В красном уголке я застал только Сашку Блинкова и Юру Васильева — румяного блондина, эвакуированного из Ленинграда. Сашка что-то писал за столом, а Юра, засунув руки в карманы и весело насвистывая, с независимым видом разглядывал стенды, расставленные вдоль стен, и портреты великих русских полководцев. В глаза бросался плакат — белым по красному: «Приказ командира — это приказ Родины».

Но тут дверь в красный уголок отворилась, и на пороге этаким бездымным факелом возник командир роты. Без фуражки он казался еще рыжее. От его льдистых глаз веяло холодом. Своим взглядом он словно бы раздевал нас догола на морозе. Но странно, трепета перед ним ни я, ни мои товарищи, насколько можно было судить, не испытывали.

Васильев выдернул руки из карманов, а Сашка поспешно встал из-за стола. Старший лейтенант Мартынов выбросил вперед два пальца, будто вскинул старинный двуствольный пистолет:

— Фамилия?

— Курсант Васильев.

— Скверно, курсант Васильев. Это вам не конюшня. Здесь портреты, извлечения из уставов, а вы свистите…
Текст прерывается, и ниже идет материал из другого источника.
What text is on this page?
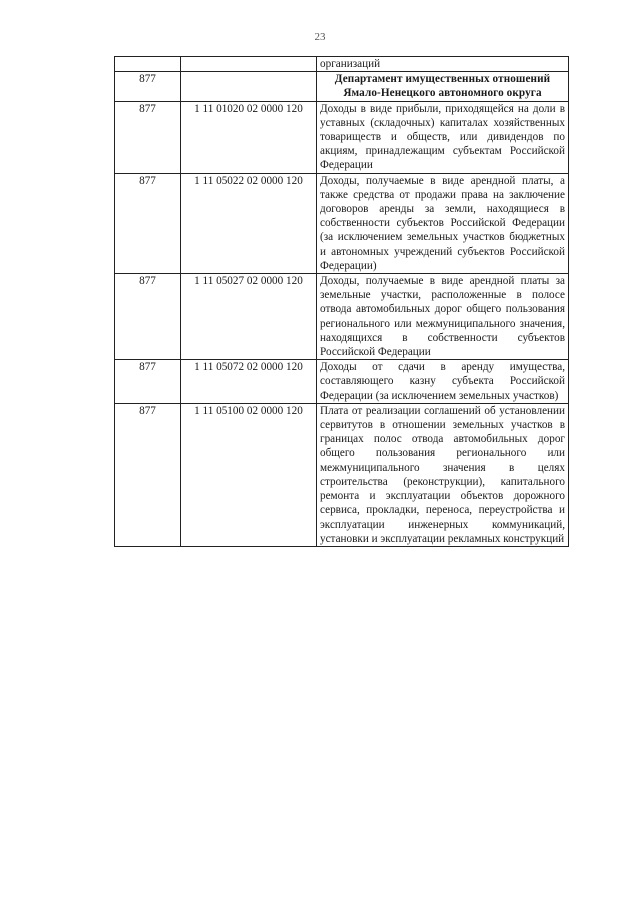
23
		организаций
877		Департамент имущественных отношений Ямало-Ненецкого автономного округа
877	1 11 01020 02 0000 120	Доходы в виде прибыли, приходящейся на доли в уставных (складочных) капиталах хозяйственных товариществ и обществ, или дивидендов по акциям, принадлежащим субъектам Российской Федерации
877	1 11 05022 02 0000 120	Доходы, получаемые в виде арендной платы, а также средства от продажи права на заключение договоров аренды за земли, находящиеся в собственности субъектов Российской Федерации (за исключением земельных участков бюджетных и автономных учреждений субъектов Российской Федерации)
877	1 11 05027 02 0000 120	Доходы, получаемые в виде арендной платы за земельные участки, расположенные в полосе отвода автомобильных дорог общего пользования регионального или межмуниципального значения, находящихся в собственности субъектов Российской Федерации
877	1 11 05072 02 0000 120	Доходы от сдачи в аренду имущества, составляющего казну субъекта Российской Федерации (за исключением земельных участков)
877	1 11 05100 02 0000 120	Плата от реализации соглашений об установлении сервитутов в отношении земельных участков в границах полос отвода автомобильных дорог общего пользования регионального или межмуниципального значения в целях строительства (реконструкции), капитального ремонта и эксплуатации объектов дорожного сервиса, прокладки, переноса, переустройства и эксплуатации инженерных коммуникаций, установки и эксплуатации рекламных конструкций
— Говорят, денег не будет, — попытался я разрядить обстановку.

Мартынов удивленно поднял брови:

— Не стоит волноваться, у вас их не будет, даже если вы вообще свистеть не умеете. — И он вышел, оставив нас в полной растерянности.

— Интересно, однако, — как бы про себя сказал Сашка, снова садясь на место, — очень интересно…
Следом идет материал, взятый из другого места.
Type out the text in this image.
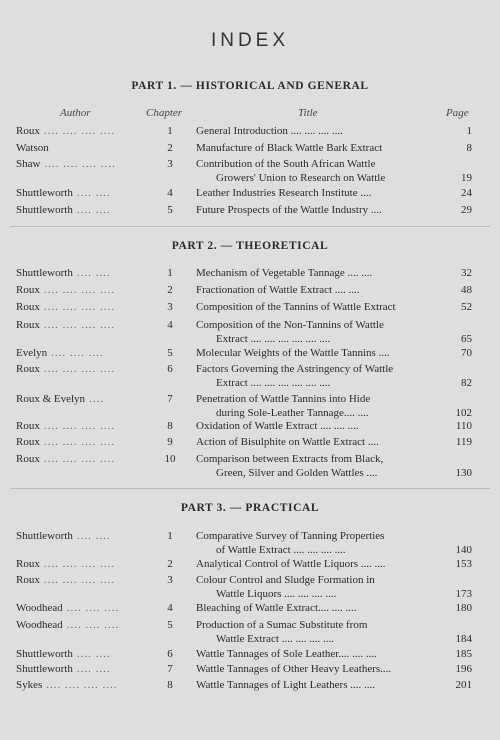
INDEX
PART 1. — HISTORICAL AND GENERAL
Author	Chapter	Title	Page
PART 2. — THEORETICAL
PART 3. — PRACTICAL
Roux .... .... .... ....	1	General Introduction .... .... .... ....	1
Watson	2	Manufacture of Black Wattle Bark Extract	8
Shaw .... .... .... ....	3	Contribution of the South African Wattle
Growers' Union to Research on Wattle	19
Shuttleworth .... ....	4	Leather Industries Research Institute ....	24
Shuttleworth .... ....	5	Future Prospects of the Wattle Industry ....	29
Shuttleworth .... ....	1	Mechanism of Vegetable Tannage .... ....	32
Roux .... .... .... ....	2	Fractionation of Wattle Extract .... ....	48
Roux .... .... .... ....	3	Composition of the Tannins of Wattle Extract	52
Roux .... .... .... ....	4	Composition of the Non-Tannins of Wattle
Extract .... .... .... .... .... ....	65
Evelyn .... .... ....	5	Molecular Weights of the Wattle Tannins ....	70
Roux .... .... .... ....	6	Factors Governing the Astringency of Wattle
Extract .... .... .... .... .... ....	82
Roux & Evelyn ....	7	Penetration of Wattle Tannins into Hide
during Sole-Leather Tannage.... ....	102
Roux .... .... .... ....	8	Oxidation of Wattle Extract .... .... ....	110
Roux .... .... .... ....	9	Action of Bisulphite on Wattle Extract ....	119
Roux .... .... .... ....	10	Comparison between Extracts from Black,
Green, Silver and Golden Wattles ....	130
Shuttleworth .... ....	1	Comparative Survey of Tanning Properties
of Wattle Extract .... .... .... ....	140
Roux .... .... .... ....	2	Analytical Control of Wattle Liquors .... ....	153
Roux .... .... .... ....	3	Colour Control and Sludge Formation in
Wattle Liquors .... .... .... ....	173
Woodhead .... .... ....	4	Bleaching of Wattle Extract.... .... ....	180
Woodhead .... .... ....	5	Production of a Sumac Substitute from
Wattle Extract .... .... .... ....	184
Shuttleworth .... ....	6	Wattle Tannages of Sole Leather.... .... ....	185
Shuttleworth .... ....	7	Wattle Tannages of Other Heavy Leathers....	196
Sykes .... .... .... ....	8	Wattle Tannages of Light Leathers .... ....	201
— Что, что интересно? — спросил я.

— А не этот ли Мартынов убил Михаила Юрьевича Лермонтова?

Юрка Васильев стукнул кулаком по столу.

— Гнедой! — припечатал он командира роты.

— Какой же Гнедой, если он рыжий, — рассмеялся я.
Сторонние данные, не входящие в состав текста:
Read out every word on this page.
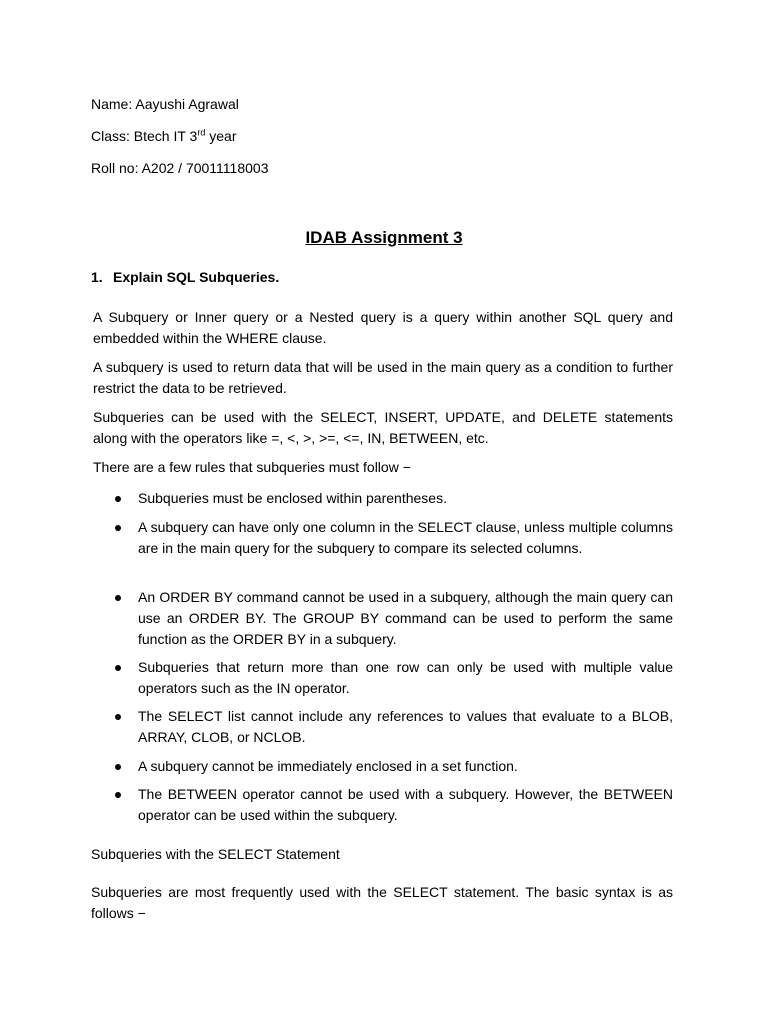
Name: Aayushi Agrawal

Class: Btech IT 3rd year

Roll no: A202 / 70011118003

IDAB Assignment 3

1. Explain SQL Subqueries.

A Subquery or Inner query or a Nested query is a query within another SQL query and embedded within the WHERE clause.

A subquery is used to return data that will be used in the main query as a condition to further restrict the data to be retrieved.

Subqueries can be used with the SELECT, INSERT, UPDATE, and DELETE statements along with the operators like =, <, >, >=, <=, IN, BETWEEN, etc.

There are a few rules that subqueries must follow −

Subqueries must be enclosed within parentheses.
A subquery can have only one column in the SELECT clause, unless multiple columns are in the main query for the subquery to compare its selected columns.
An ORDER BY command cannot be used in a subquery, although the main query can use an ORDER BY. The GROUP BY command can be used to perform the same function as the ORDER BY in a subquery.
Subqueries that return more than one row can only be used with multiple value operators such as the IN operator.
The SELECT list cannot include any references to values that evaluate to a BLOB, ARRAY, CLOB, or NCLOB.
A subquery cannot be immediately enclosed in a set function.
The BETWEEN operator cannot be used with a subquery. However, the BETWEEN operator can be used within the subquery.

Subqueries with the SELECT Statement

Subqueries are most frequently used with the SELECT statement. The basic syntax is as follows −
— Все равно Гнедой, — упрямо повторил Юрка.

Ребята были возбуждены, а я смотрел на них и посмеивался. О своих товарищах я знал немного, хотя и в пути, и в карантине все только и делали, что вспоминали про дом да смаковали всякие истории из гражданской жизни.

Про Сашку я слышал лишь то, что отца своего он потерял рано, не успел окончить семилетку — похоронил мать. Поступил в геологоразведочный техникум, но в позапрошлом году после отмены стипендий бросил его и махнул с родного Алтая в Алма-Ату к дядьке устраиваться на работу. Были у него еще братья. До войны старший служил в Красной Армии, а средний работал сельским учителем. Теперь нет обоих. Первый погиб под Москвой год тому назад, а на другого похоронка пришла недавно. Сашка всего-то и знал о нем, что могила его находится посреди донской степи, где вокруг нет ни деревца, ни кустика, ни другого приметного знака…

У Юрки все сложилось иначе. Жил он в Ленинграде. В самом начале войны отца забрали на фронт. Тяжело раненный, он попал в тыловой госпиталь. В ноябре прошлого года выписался оттуда полным инвалидом. Обратно в осажденный город его, понятно, не пустили, и поселился он в Москве у своей сестры, которая жила в глухом переулке возле Ильинских ворот. Юркина мать работала в конструкторском бюро на заводе и выехать из Ленинграда не захотела. А позднее это стало почти невозможным. Единственное, что она сумела сделать, это выпроводить сына в Москву. Юрка сопротивлялся, по мысль о беспомощном отце окончательно решила дело. А совсем недавно они узнали, что мать умерла от голода в самом конце прошлой блокадной весны…

Насыщенный впечатлениями день закончился последним построением роты на вечернюю поверку. От пережитых волнений нас всех клонило ко сну, а старшина, как назло, все говорил о чем-то, все читал свою бесконечную мораль. Сами собой слипались глаза. Кое-кто из наиболее нетерпеливых, стоящих во второй шеренге, начал незаметно раскручивать обмотки. Дело было далеко не простое. Для этого следовало поднять одну ногу и, соблюдая равновесие, не меняя положения корпуса, распустить тесемку и скатать обмотку в тугой рулончик. При этом глаза должны были пристально смотреть в рот старшине и выражать крайнюю степень заинтересованности. Только опыта у них еще не хватало, и Пронженко без труда разгадал нехитрый маневр.

— Спишыть? — ехидно поинтересовался он. — Шо ж, трохы поучимось порядку. Закрутыть обмотки! Оправыть гимнастерки! Провожу повторну поверку. Рота-а, смирна!

В течение 10 сентября наши войска вели ожесточенные бои с противником западнее и юго-западнее Сталинграда, а также в районе Моздок и уличные бои в Новороссийске.